Seriously, changing database collations is a royal pain. See this HOWTO from codeproject, and then think hard before you do it! This is the EASY way!

Firstly, you can permit searches of the database with accent insensitivity simply by specifying that as part of the search, you don't necessarily have to change the collation.

 select * from TableName
 where name collate Latin1_General_CI_AI like @parameter

Simple as. However, this will hurt the indexes.

An alternative is to supply a calculated field which you can index separately.

    create table TableName(
    ix int identity primary key,
    name nvarchar(20) collate latin1_general_ci_as
    )
    go
    alter table TableName
    add  name_AI as name collate latin1_general_CI_AI
    go
    create index IX_TableName_name_AI
    on dbo.TableName(name_AI)

The example above puts it in the table, but you could just as well create an indexed view.

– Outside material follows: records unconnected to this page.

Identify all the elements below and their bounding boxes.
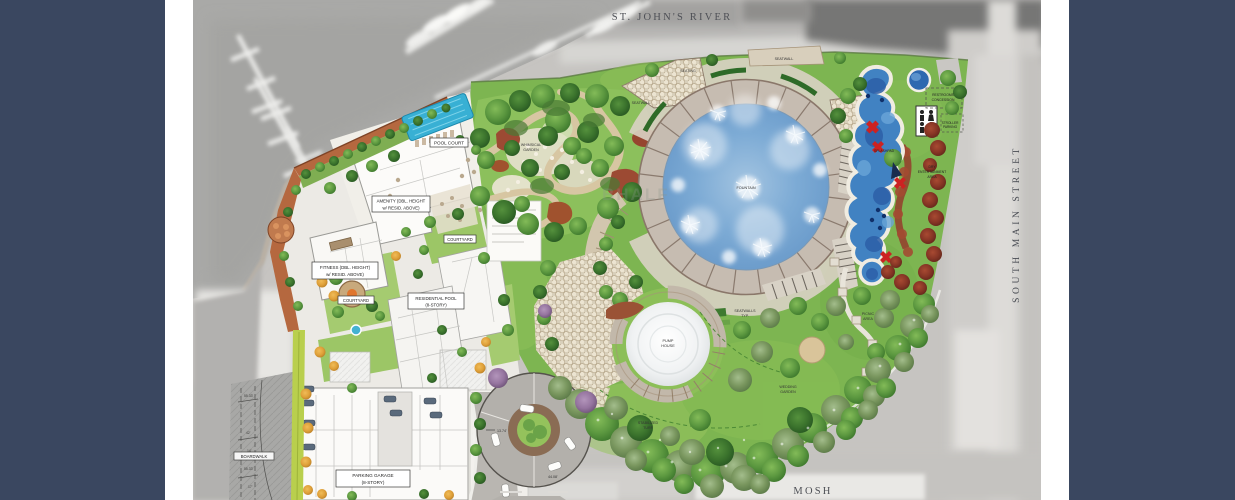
svg-text:13.74': 13.74' [497, 429, 507, 433]
svg-text:MOSH: MOSH [793, 486, 832, 497]
svg-text:55.33': 55.33' [244, 467, 253, 471]
svg-text:44.08': 44.08' [548, 475, 558, 479]
svg-text:PARKING: PARKING [943, 125, 958, 129]
svg-text:TURF: TURF [643, 426, 653, 430]
svg-text:COURTYARD: COURTYARD [343, 298, 369, 303]
svg-text:AMENITY (DBL. HEIGHT: AMENITY (DBL. HEIGHT [377, 199, 426, 204]
svg-text:CONCESSION: CONCESSION [932, 98, 955, 102]
svg-text:WEDDING: WEDDING [779, 385, 797, 389]
svg-text:(8-STORY): (8-STORY) [362, 480, 385, 485]
svg-text:FOUNTAIN: FOUNTAIN [736, 186, 755, 190]
svg-text:DRY: DRY [928, 165, 936, 169]
svg-text:WHIMSICAL: WHIMSICAL [521, 143, 541, 147]
svg-text:GARDEN: GARDEN [523, 148, 539, 152]
svg-text:SEATWALL: SEATWALL [632, 101, 651, 105]
svg-text:w/ RESID. ABOVE): w/ RESID. ABOVE) [382, 205, 420, 210]
svg-text:GARDEN: GARDEN [780, 390, 796, 394]
svg-text:RESIDENTIAL POOL: RESIDENTIAL POOL [415, 296, 457, 301]
svg-text:AREA: AREA [863, 317, 873, 321]
svg-text:PUMP: PUMP [663, 339, 674, 343]
svg-text:SEATING: SEATING [680, 69, 696, 73]
svg-text:PICNIC: PICNIC [862, 312, 875, 316]
svg-text:PARKING GARAGE: PARKING GARAGE [352, 473, 393, 478]
svg-text:BHALF: BHALF [602, 185, 670, 204]
svg-text:SEATWALLS: SEATWALLS [734, 309, 756, 313]
svg-text:ENTERTAINMENT: ENTERTAINMENT [918, 170, 947, 174]
svg-text:AREA: AREA [927, 175, 937, 179]
svg-text:42': 42' [246, 431, 251, 435]
svg-text:TYP.: TYP. [741, 314, 749, 318]
svg-text:COURTYARD: COURTYARD [447, 237, 473, 242]
svg-text:STABILIZED: STABILIZED [638, 421, 659, 425]
svg-text:POOL COURT: POOL COURT [434, 141, 464, 146]
svg-text:(8-STORY): (8-STORY) [425, 302, 447, 307]
svg-text:ST. JOHN'S RIVER: ST. JOHN'S RIVER [612, 12, 733, 23]
svg-text:RESTROOMS: RESTROOMS [932, 93, 955, 97]
svg-text:SEATWALL: SEATWALL [775, 57, 794, 61]
svg-text:BOARDWALK: BOARDWALK [241, 454, 268, 459]
svg-text:FITNESS (DBL. HEIGHT): FITNESS (DBL. HEIGHT) [320, 265, 371, 270]
svg-text:17': 17' [248, 485, 253, 489]
svg-text:SOUTH MAIN STREET: SOUTH MAIN STREET [1012, 145, 1022, 303]
svg-text:SPLASHPAD: SPLASHPAD [874, 149, 895, 153]
svg-text:55.33': 55.33' [244, 394, 253, 398]
svg-text:w/ RESID. ABOVE): w/ RESID. ABOVE) [326, 272, 364, 277]
svg-text:HOUSE: HOUSE [661, 344, 675, 348]
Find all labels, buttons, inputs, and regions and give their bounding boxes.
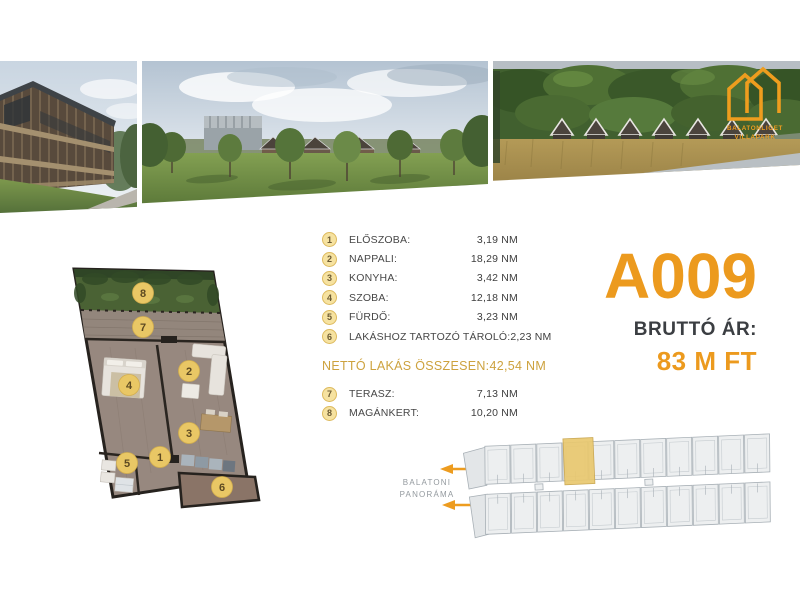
room-value: 7,13 NM bbox=[477, 388, 518, 400]
highlighted-unit bbox=[563, 438, 595, 485]
forest-villas-illustration: BALATONLIGET VILLAPARK bbox=[493, 61, 800, 182]
room-row-terasz: 7 TERASZ: 7,13 NM bbox=[322, 384, 518, 403]
room-label: NAPPALI: bbox=[349, 253, 397, 265]
photo-villa-exterior bbox=[0, 61, 137, 213]
price-label: BRUTTÓ ÁR: bbox=[527, 319, 757, 341]
photo-forest-villas: BALATONLIGET VILLAPARK bbox=[493, 61, 800, 182]
plan-badge-3: 3 bbox=[179, 423, 200, 444]
plan-badge-4: 4 bbox=[119, 375, 140, 396]
room-number-badge: 2 bbox=[322, 252, 337, 267]
room-row-furdo: 5 FÜRDŐ: 3,23 NM bbox=[322, 308, 518, 327]
panorama-label-line1: BALATONI bbox=[403, 478, 451, 487]
room-label: FÜRDŐ: bbox=[349, 311, 390, 323]
room-number-badge: 3 bbox=[322, 271, 337, 286]
plan-badge-2: 2 bbox=[179, 361, 200, 382]
logo-text-line2: VILLAPARK bbox=[735, 134, 776, 141]
room-number-badge: 1 bbox=[322, 232, 337, 247]
room-number-badge: 5 bbox=[322, 310, 337, 325]
panorama-label-line2: PANORÁMA bbox=[400, 490, 455, 499]
floor-plan: 8 7 4 2 3 1 5 6 bbox=[55, 255, 285, 520]
svg-text:6: 6 bbox=[219, 482, 225, 494]
room-label: MAGÁNKERT: bbox=[349, 407, 419, 419]
svg-text:1: 1 bbox=[157, 452, 163, 464]
plan-badge-7: 7 bbox=[133, 317, 154, 338]
room-value: 18,29 NM bbox=[471, 253, 518, 265]
svg-text:3: 3 bbox=[186, 428, 192, 440]
room-label: SZOBA: bbox=[349, 292, 389, 304]
plan-badge-1: 1 bbox=[150, 447, 171, 468]
room-table: 1 ELŐSZOBA: 3,19 NM 2 NAPPALI: 18,29 NM … bbox=[322, 230, 518, 423]
brochure-page: { "brand": { "name_line1": "BALATONLIGET… bbox=[0, 0, 800, 600]
price-value: 83 M FT bbox=[527, 346, 757, 377]
site-plan: BALATONI PANORÁMA bbox=[395, 430, 795, 545]
building-row-top bbox=[483, 434, 771, 484]
room-value: 12,18 NM bbox=[471, 292, 518, 304]
room-label: ELŐSZOBA: bbox=[349, 234, 410, 246]
logo-text-line1: BALATONLIGET bbox=[727, 125, 783, 132]
room-row-konyha: 3 KONYHA: 3,42 NM bbox=[322, 269, 518, 288]
room-number-badge: 8 bbox=[322, 406, 337, 421]
svg-text:4: 4 bbox=[126, 380, 133, 392]
building-row-bottom bbox=[484, 482, 772, 534]
room-row-szoba: 4 SZOBA: 12,18 NM bbox=[322, 288, 518, 307]
villa-exterior-illustration bbox=[0, 61, 137, 213]
svg-text:8: 8 bbox=[140, 288, 146, 300]
unit-info-block: A009 BRUTTÓ ÁR: 83 M FT bbox=[527, 246, 757, 377]
room-label: TERASZ: bbox=[349, 388, 395, 400]
plan-badge-5: 5 bbox=[117, 453, 138, 474]
room-label: KONYHA: bbox=[349, 272, 398, 284]
plan-badge-8: 8 bbox=[133, 283, 154, 304]
unit-code: A009 bbox=[527, 246, 757, 307]
net-total-row: NETTÓ LAKÁS ÖSSZESEN: 42,54 NM bbox=[322, 355, 518, 377]
svg-text:2: 2 bbox=[186, 366, 192, 378]
room-number-badge: 7 bbox=[322, 387, 337, 402]
room-row-magankert: 8 MAGÁNKERT: 10,20 NM bbox=[322, 404, 518, 423]
photo-park-panorama bbox=[142, 61, 488, 204]
room-value: 10,20 NM bbox=[471, 407, 518, 419]
building-plan bbox=[463, 430, 774, 538]
room-row-tarolo: 6 LAKÁSHOZ TARTOZÓ TÁROLÓ: 2,23 NM bbox=[322, 327, 518, 346]
room-value: 3,42 NM bbox=[477, 272, 518, 284]
room-value: 3,19 NM bbox=[477, 234, 518, 246]
plan-badge-6: 6 bbox=[212, 477, 233, 498]
net-total-label: NETTÓ LAKÁS ÖSSZESEN: bbox=[322, 359, 489, 373]
svg-text:7: 7 bbox=[140, 322, 146, 334]
room-row-nappali: 2 NAPPALI: 18,29 NM bbox=[322, 249, 518, 268]
svg-text:5: 5 bbox=[124, 458, 130, 470]
room-value: 3,23 NM bbox=[477, 311, 518, 323]
room-label: LAKÁSHOZ TARTOZÓ TÁROLÓ: bbox=[349, 331, 510, 343]
room-row-eloszoba: 1 ELŐSZOBA: 3,19 NM bbox=[322, 230, 518, 249]
park-panorama-illustration bbox=[142, 61, 488, 204]
room-number-badge: 6 bbox=[322, 329, 337, 344]
room-number-badge: 4 bbox=[322, 290, 337, 305]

    create view dbo.TableName_AI
    with schemabinding
    as 
    select ix,
    name collate Latin1_general_CI_AI as name
    from dbo.TableName
    go
    -- Need a unique clustered index first
    create unique clustered index IX_TableName_AI_Clustered on dbo.TableName_AI(ix)
    -- then the index for searching
    create index IX_TableName_AI_name on dbo.TableName_AI(name)

Then, for accent-insensitive searches, use the view TableName_AI.

To answer your specific questions:

  1. In an accent insensitive database, accent sensitive searches will be slower.

  2. Yes, but not so you would notice

  3. It just is. Something has to be the default: If you don't like it don't use the default!

    Think of it this way: "Hard" and "Herd" are not the same word. That one vowel difference is enough - even though they sound similar.

    An accent difference (a vs. á) is somewhere between a case difference (A vs. a), and a letter difference (a vs e). You have to draw the line somewhere.

    An accent affects the sound of the word and can make it have a different meaning, though I struggle to think of examples. I guess it makes more sense to someone who has words in their database in a language which makes use of accents.